Claude Code, Anthropic's command-line coding agent, has been discovered to steganographically mark every request it sends to the API. This means that hidden, imperceptible data is embedded in the prompt text before it reaches the model. The markers are designed to be invisible to humans and resistant to stripping, allowing Anthropic to trace the origin of any generated output back to a specific user session.
This practice was first publicly documented by a developer who noticed that certain character sequences in their prompts were being subtly altered. After analysis, they found that Claude Code was inserting zero-width characters and other Unicode control characters into the prompt text. These characters do not affect the model's output but can be detected programmatically.
How steganographic marking works
Steganography is the practice of hiding information within other data. In Claude Code, the marking works by modifying the prompt before it is sent to the API. The modifications are:
- Zero-width characters: Unicode characters like U+200B (zero-width space) and U+200C (zero-width non-joiner) are inserted at specific positions.
- Invisible ink: Some characters are rendered as invisible but occupy space in the byte stream.
- Pattern-based encoding: The sequence of inserted characters encodes a unique identifier tied to the user session or API key.
For example, a prompt like "Write a Python function to sort a list" might become "Write a Python [U+200B]function to sort a list" where the zero-width space is invisible in most editors.
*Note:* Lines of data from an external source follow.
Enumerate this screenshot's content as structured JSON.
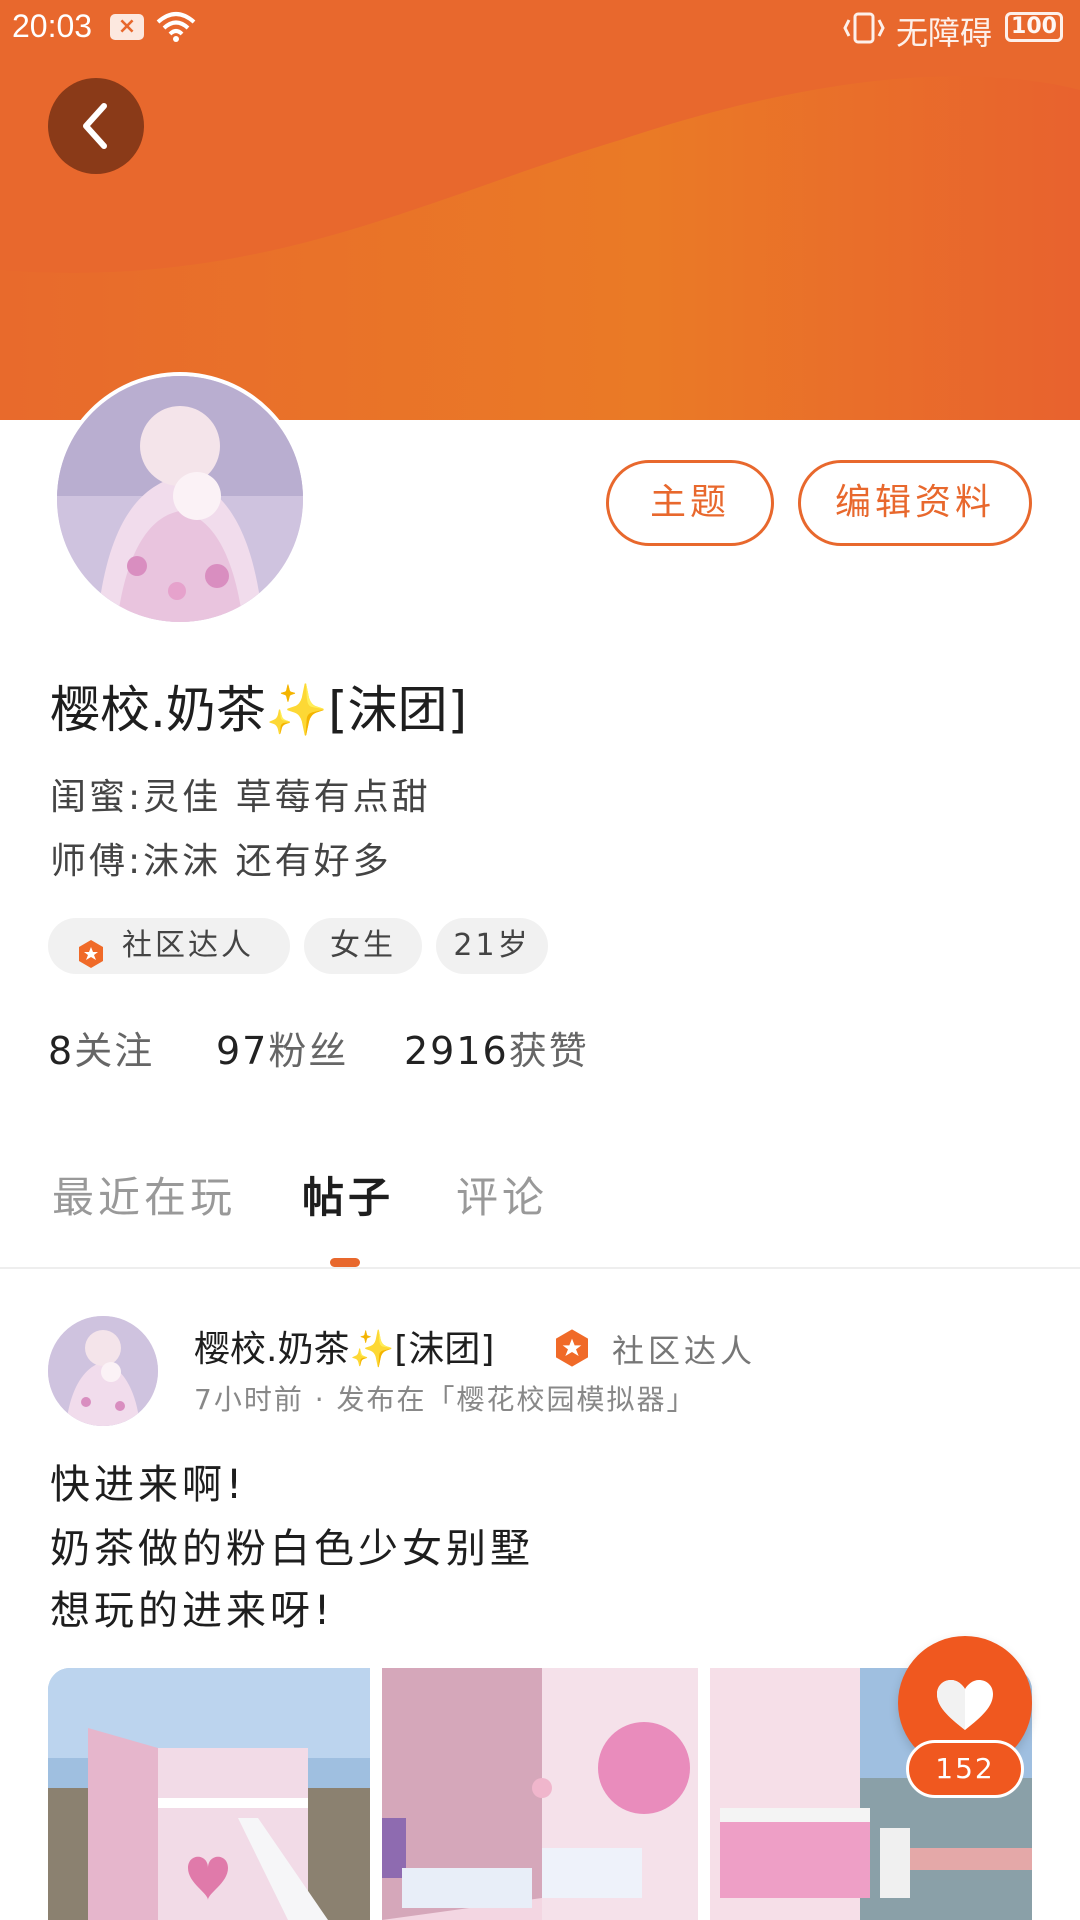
{
  "status_bar": {
    "time": "20:03",
    "accessibility_label": "无障碍",
    "battery": "100"
  },
  "profile": {
    "theme_button": "主题",
    "edit_button": "编辑资料",
    "username": "樱校.奶茶",
    "username_suffix": "[沫团]",
    "bio_line_1": "闺蜜:灵佳 草莓有点甜",
    "bio_line_2": "师傅:沫沫 还有好多",
    "tags": {
      "expert": "社区达人",
      "gender": "女生",
      "age": "21岁"
    },
    "stats": {
      "following_count": "8",
      "following_label": "关注",
      "fans_count": "97",
      "fans_label": "粉丝",
      "likes_count": "2916",
      "likes_label": "获赞"
    }
  },
  "tabs": {
    "recent": "最近在玩",
    "posts": "帖子",
    "comments": "评论",
    "active": "posts"
  },
  "post": {
    "author": "樱校.奶茶",
    "author_suffix": "[沫团]",
    "badge_label": "社区达人",
    "meta": "7小时前 · 发布在「樱花校园模拟器」",
    "line_1": "快进来啊!",
    "line_2": "奶茶做的粉白色少女别墅",
    "line_3": "想玩的进来呀!",
    "like_count": "152"
  },
  "colors": {
    "accent": "#e8682d",
    "like": "#f0581f"
  }
}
To detect these markers, you can use a tool like xxd or a script that scans for non-printable characters:
echo "your prompt" | xxd | grep -E '(200b|200c|200d|feff)'
Or in Python:
import unicodedata
def has_steganographic_markers(text):
for char in text:
if unicodedata.category(char) in ('Cf', 'Cc'):
return True
return False
Why Anthropic does this
Anthropic's stated goal is to prevent misuse of Claude Code. By embedding a unique marker in each request, they can:
- Trace generated code back to the user if it is used in malicious software.
- Detect API key theft or unauthorized sharing.
- Enforce rate limits and usage policies more effectively.
This is similar to watermarking techniques used by other AI providers, but steganographic marking is more covert. It does not alter the output, only the input prompt.